Pepsin (stomach) – hydrolyses peptide bonds in proteins, optimally at pH ≈ 2. Reaction: Protein + H₂O → Peptides
Lactase (small intestine) – cleaves the β‑1,4‑glycosidic bond in lactose. Deficiency → lactose intolerance (a common human‑health application).
Factors influencing enzyme activity (AO1 & AO2)
Temperature
As temperature rises, molecular collisions increase, so activity rises sharply up to an optimum. Beyond this optimum the enzyme denatures and activity falls dramatically.
Key relationship (temperature):
Activity ↑ with temperature → optimum → Activity ↓ (denaturation)
pH
Each enzyme has an optimum pH that reflects the ionisation state of active‑site residues. Deviations reduce activity; extreme pH values cause denaturation.
Inhibitors
Competitive inhibitor: resembles the substrate and occupies the active site, reducing the number of available sites.
Non‑competitive inhibitor: binds elsewhere, altering the enzyme’s shape and lowering activity.
Genetic mutations
Changes in the amino‑acid sequence can alter the shape or charge of the active site, thereby changing substrate specificity or abolishing activity.
Typical syllabus examples
Amylase – optimum ≈ 37 °C, optimum pH ≈ 7.0.
Pepsin – optimum ≈ 37 °C, optimum pH ≈ 2.0.
Lactase – optimum ≈ 37 °C, optimum pH ≈ 6.0‑7.0.
Practical investigation (AO2) – effect of temperature on amylase activity
Label five test tubes A–E. Add 5 mL of 1 % starch solution and 0.5 mL of amylase to each tube.

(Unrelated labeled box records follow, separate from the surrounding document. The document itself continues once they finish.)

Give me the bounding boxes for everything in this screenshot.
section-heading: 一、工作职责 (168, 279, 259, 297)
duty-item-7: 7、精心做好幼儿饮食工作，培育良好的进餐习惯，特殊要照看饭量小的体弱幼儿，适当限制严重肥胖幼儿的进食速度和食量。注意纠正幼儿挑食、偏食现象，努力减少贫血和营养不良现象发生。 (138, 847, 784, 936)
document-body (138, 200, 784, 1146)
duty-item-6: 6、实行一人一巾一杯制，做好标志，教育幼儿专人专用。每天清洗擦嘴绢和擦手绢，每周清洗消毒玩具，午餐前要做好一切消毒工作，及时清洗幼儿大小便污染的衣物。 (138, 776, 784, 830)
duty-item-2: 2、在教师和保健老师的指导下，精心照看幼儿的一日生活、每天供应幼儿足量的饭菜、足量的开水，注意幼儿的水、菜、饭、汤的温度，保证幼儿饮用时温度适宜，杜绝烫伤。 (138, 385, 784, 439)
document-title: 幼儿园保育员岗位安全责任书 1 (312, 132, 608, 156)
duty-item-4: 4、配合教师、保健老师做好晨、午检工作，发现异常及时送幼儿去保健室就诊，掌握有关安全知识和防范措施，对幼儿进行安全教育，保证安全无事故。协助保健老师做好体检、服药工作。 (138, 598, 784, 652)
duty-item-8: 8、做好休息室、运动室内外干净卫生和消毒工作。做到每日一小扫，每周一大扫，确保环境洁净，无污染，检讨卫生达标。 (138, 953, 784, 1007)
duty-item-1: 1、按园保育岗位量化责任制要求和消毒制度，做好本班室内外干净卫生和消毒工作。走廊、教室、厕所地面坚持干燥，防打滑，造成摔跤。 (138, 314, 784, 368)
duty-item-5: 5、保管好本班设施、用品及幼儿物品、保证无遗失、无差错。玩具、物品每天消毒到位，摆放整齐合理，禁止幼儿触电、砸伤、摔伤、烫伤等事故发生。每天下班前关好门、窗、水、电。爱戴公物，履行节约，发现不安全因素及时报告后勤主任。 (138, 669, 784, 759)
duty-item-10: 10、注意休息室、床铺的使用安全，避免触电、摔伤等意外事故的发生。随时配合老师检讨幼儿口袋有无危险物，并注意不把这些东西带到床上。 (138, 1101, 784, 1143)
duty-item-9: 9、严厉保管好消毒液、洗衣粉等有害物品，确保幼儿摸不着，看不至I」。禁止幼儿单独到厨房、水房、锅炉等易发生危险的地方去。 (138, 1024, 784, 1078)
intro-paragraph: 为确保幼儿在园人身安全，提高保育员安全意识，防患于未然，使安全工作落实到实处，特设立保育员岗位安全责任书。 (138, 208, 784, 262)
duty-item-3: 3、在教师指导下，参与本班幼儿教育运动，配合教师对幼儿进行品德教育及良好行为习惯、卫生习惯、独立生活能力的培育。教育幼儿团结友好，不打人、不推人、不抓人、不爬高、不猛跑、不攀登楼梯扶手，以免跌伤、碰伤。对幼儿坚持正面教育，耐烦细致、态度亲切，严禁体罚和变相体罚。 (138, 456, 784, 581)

Place the tubes in water baths set at 10 °C, 20 °C, 30 °C, 37 °C and 50 °C for 5 min.
After incubation, add a few drops of iodine solution to each tube. Iodine turns starch blue; the lighter the colour, the more starch has been hydrolysed.
Record the colour intensity (visual chart or spectrophotometer at 620 nm). Calculate % starch hydrolysed.
Plot % activity against temperature to locate the optimum and illustrate the sharp fall at 50 °C (denaturation).
Suggested diagram
Side‑by‑side illustration of the lock‑and‑key model and the induced‑fit model. Show an enzyme (lock) with its active site, a substrate (key) before binding, and the conformational change after binding (induced fit).
Summary checklist
Enzymes are biological catalysts that are unchanged and can be reused.
The active site has a unique three‑dimensional shape and specific functional groups.
Specificity arises from complementary shape, charge and functional groups between enzyme and substrate.
Lock‑and‑key = exact fit; induced‑fit = binding induces a conformational change that improves the fit.
Only substrates that match the active site form an enzyme‑substrate complex and are converted to product.
Temperature and pH give bell‑shaped activity curves; extremes cause denaturation.
Competitive inhibitors block the active site; non‑competitive inhibitors alter enzyme shape.
Genetic mutations can modify the active‑site shape and thus substrate specificity.
Practice questions
Explain why amylase cannot break down cellulose, even though both are polysaccharides of glucose.
Describe how a competitive inhibitor affects enzyme specificity and activity.
Give an example of an enzyme that follows the induced‑fit model and explain the structural change that occurs on substrate binding.
Design a simple experiment to determine the optimum temperature for an enzyme of your choice. Include the variables you would control and the observations you would record.
Briefly discuss how lactase deficiency leads to lactose intolerance and how this relates to enzyme specificity.